Thursday, 1 April 2010

Memo to self: Think of title

Actually my name isn't Hanz at all despite what it says on the left so that's a lie straight off the bat but it makes me sound exotic like a German or a Dane or something rather than a common or garden Englishman so i'm going to go with it.
Having genitals of the dangly variety, i am prone to wildly swinging moods which will be evident here as i go from how lovely daffodils are to oh my God, we are all doomed and back again in the space of the same post as well as forgetting what i am talking about and ending up talking about the complete opposite to what i started on.
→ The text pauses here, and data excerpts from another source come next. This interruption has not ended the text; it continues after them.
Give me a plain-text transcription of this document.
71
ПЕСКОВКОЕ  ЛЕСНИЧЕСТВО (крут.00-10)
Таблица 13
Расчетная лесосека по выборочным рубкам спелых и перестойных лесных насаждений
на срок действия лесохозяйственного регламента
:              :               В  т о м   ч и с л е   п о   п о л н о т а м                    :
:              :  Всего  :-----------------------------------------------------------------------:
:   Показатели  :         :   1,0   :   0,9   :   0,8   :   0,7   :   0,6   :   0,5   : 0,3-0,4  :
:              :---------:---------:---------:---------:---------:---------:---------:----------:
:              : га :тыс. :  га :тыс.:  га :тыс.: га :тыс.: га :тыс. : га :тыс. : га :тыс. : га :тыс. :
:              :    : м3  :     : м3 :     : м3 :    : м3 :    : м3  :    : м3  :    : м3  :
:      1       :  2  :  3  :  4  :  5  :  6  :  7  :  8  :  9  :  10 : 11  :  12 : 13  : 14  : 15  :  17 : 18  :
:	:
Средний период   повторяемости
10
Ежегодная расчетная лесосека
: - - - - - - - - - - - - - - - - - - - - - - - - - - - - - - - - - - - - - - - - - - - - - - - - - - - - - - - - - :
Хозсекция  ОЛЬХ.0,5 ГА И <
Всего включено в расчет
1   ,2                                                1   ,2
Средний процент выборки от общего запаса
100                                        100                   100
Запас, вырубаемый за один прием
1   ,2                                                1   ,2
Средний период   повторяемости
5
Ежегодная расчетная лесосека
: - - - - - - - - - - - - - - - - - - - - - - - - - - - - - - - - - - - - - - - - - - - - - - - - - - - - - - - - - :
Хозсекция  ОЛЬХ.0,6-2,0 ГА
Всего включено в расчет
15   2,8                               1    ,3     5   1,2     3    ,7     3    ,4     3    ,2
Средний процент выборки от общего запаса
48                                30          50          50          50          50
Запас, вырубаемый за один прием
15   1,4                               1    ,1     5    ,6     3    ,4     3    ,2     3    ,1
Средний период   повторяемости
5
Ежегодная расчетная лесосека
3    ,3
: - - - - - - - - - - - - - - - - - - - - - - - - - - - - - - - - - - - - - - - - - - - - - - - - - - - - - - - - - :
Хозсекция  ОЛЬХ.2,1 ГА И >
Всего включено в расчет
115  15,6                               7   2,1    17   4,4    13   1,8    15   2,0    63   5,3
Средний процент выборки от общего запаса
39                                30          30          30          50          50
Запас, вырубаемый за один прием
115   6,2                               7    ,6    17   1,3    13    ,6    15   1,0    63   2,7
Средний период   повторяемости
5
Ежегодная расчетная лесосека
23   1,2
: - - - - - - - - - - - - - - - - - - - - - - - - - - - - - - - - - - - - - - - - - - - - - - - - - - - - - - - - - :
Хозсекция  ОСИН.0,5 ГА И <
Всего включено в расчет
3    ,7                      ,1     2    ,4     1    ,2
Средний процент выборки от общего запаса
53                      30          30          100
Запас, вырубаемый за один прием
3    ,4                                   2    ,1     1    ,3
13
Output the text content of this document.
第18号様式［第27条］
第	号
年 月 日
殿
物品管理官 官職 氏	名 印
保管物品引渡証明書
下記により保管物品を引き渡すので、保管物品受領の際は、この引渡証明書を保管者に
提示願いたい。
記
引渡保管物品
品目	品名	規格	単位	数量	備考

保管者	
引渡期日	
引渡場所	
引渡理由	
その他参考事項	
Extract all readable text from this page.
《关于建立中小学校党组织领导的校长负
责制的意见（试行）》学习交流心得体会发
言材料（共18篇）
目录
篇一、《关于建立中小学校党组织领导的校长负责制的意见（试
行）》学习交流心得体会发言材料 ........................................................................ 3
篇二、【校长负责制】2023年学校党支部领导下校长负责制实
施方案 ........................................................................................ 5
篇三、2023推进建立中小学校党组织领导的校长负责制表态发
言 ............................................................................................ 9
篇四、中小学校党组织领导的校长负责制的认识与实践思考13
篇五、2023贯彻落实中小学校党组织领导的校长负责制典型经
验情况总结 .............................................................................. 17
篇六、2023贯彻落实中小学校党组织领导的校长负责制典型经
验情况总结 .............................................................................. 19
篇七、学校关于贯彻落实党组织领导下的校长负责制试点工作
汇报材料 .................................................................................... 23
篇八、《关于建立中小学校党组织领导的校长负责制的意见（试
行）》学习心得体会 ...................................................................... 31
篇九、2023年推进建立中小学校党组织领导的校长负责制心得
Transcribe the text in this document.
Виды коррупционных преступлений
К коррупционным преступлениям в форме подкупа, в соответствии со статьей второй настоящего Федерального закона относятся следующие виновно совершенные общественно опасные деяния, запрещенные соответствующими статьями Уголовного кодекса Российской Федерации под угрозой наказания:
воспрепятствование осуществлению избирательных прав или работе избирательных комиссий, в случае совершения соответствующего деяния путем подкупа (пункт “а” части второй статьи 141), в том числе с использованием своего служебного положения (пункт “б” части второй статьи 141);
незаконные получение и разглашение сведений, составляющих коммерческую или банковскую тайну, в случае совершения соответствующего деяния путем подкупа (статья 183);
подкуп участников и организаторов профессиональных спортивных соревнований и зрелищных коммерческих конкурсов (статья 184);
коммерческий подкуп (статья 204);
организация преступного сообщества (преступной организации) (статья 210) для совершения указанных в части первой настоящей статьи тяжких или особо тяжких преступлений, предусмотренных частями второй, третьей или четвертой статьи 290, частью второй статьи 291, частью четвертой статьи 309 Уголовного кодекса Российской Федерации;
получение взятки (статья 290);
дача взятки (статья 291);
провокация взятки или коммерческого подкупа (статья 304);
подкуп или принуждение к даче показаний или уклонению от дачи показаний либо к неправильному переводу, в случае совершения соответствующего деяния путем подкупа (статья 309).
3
It does seem that the majority of bloggers are American which is unfortunate because now that the Commons Foreign Affairs committee has called an end to the special relationship us British and Americans once had, i guess i will have to do the ex- thing to you.
Firstly it's your fault, secondly we always preferred Canada and thirdly France has been flirting with us lately and they have that cute accent so there.
We want our things back and don't come creeping around again next time you elect a President that starts wars he cannot finish.
That's it, all over. At least until we get drunk and send you an embarrassing text saying that we do love you and our lives are empty without your big, throbbing F-14's landing on our eager runway.
Anyway, i'm Hanz. Or rather i'm not and i will be your host.